Troubleshooting
Keycloak requires SSL for requests from external sources
When deploying Camunda to a provider, it is important to confirm the IP ranges used for container to container communication align with the IP ranges Keycloak considers "local". By default, Keycloak considers all IPs outside those listed in their external requests documentation to be external and therefore require SSL.
As the Camunda Helm Charts currently do not provide support for the distribution of the Keycloak TLS key to the other containers, we recommend viewing the solution available in the Identity documentation.
Identity redirect URL
If HTTP to HTTPS redirection is enabled in the load-balancer or ingress, make sure to use the HTTPS
protocol in the values file under global.identity.auth.[COMPONENT].redirectUrl
.
Otherwise, you will get a redirection error in Keycloak.
For example:
global:
identity:
auth:
operate
redirectUrl: https://operate.example.com
Changing this property after the initial install will require manual corrections in Keycloak.
Zeebe Ingress (gRPC)
Zeebe requires an Ingress controller that supports gRPC
which is built on top of HTTP/2
transport layer. Therefore, to expose Zeebe Gateway externally, you need the following:
- An Ingress controller that supports
gRPC
(ingress-nginx controller supports it out of the box). - TLS (HTTPS) via Application-Layer Protocol Negotiation (ALPN) enabled in the Zeebe Gateway Ingress object.
However, according to the official Kubernetes documentation about Ingress TLS:
There is a gap between TLS features supported by various Ingress controllers. Please refer to documentation on nginx, GCE, or any other platform specific Ingress controller to understand how TLS works in your environment.
Therefore, if you are not using the ingress-nginx controller, ensure you pay attention to TLS configuration of the Ingress controller of your choice. Find more details about the Zeebe Ingress setup in the Kubernetes platforms supported by Camunda.
Identity contextPath
Camunda 8 Self-Managed can be accessed externally via different methods. One such method is the combined Ingress setup. In that configuration, Camunda Identity is accessed using a specific path, configured by setting the contextPath
variable, for example https://camunda.example.com/identity
.
For security reasons, Camunda Identity requires secure access (HTTPS) when a contextPath
is configured. If you want to use Camunda Identity with HTTP, use a separate Ingress setup (applications such as Operate, Optimize, etc, can still be accessed in a combined setup).
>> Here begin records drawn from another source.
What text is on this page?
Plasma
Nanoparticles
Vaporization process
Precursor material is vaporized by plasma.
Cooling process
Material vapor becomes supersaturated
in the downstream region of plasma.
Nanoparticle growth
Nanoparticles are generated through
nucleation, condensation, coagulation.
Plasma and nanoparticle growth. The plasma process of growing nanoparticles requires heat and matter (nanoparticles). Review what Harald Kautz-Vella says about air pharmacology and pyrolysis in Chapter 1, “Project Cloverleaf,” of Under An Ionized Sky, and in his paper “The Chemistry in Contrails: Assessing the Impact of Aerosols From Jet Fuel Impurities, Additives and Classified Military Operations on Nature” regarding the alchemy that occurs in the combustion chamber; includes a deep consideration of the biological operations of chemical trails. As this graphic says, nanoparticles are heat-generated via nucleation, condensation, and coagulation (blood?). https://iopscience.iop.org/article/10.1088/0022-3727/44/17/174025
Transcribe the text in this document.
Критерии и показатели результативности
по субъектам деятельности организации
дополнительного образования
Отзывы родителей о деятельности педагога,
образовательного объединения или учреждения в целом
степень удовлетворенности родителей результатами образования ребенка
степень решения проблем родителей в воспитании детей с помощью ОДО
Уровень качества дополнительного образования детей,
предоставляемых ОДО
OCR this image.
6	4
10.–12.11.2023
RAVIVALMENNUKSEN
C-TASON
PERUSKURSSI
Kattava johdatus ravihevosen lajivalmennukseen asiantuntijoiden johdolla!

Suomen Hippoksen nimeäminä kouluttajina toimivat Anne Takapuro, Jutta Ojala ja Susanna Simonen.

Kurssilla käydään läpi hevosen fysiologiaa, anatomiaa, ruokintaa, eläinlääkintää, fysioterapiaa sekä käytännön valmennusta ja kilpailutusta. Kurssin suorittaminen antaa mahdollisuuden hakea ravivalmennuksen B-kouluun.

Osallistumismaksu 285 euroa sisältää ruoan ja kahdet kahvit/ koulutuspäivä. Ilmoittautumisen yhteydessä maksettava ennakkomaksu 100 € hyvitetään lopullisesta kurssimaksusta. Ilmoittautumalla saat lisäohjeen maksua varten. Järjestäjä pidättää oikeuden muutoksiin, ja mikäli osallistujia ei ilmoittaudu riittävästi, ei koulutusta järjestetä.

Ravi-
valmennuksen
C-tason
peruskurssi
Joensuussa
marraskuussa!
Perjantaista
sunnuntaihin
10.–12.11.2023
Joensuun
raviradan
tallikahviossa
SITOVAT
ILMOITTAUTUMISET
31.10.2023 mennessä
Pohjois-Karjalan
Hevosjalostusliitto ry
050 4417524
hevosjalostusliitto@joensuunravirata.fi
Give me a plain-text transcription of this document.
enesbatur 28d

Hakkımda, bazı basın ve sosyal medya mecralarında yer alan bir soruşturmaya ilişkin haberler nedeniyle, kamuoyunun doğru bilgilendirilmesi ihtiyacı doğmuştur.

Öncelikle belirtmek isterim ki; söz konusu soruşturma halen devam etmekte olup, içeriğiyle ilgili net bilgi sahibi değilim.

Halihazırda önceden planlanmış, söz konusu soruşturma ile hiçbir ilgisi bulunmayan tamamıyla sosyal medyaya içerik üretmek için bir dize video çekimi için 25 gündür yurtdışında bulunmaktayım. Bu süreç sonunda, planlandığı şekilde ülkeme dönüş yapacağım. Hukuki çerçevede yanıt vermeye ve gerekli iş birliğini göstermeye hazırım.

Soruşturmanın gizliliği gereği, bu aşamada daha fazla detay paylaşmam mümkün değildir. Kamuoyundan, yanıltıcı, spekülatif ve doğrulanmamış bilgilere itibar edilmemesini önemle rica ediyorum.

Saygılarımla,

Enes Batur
Due to limitations, the Identity contextPath
approach is unavailable when using a browser in Incognito mode.
Web Modeler database schema
The Web Modeler restapi
component requires a database connection. This connection should not point to the same database as Keycloak does.
Gateway timeout on redirect
A gateway timeout can occur if the headers of a response are too big (for example, if a JWT is returned as Set-Cookie
header). To avoid this, you can increase the proxy-buffer-size
of your Ingress controller or Ingress. The setting for ingress-nginx can be found here.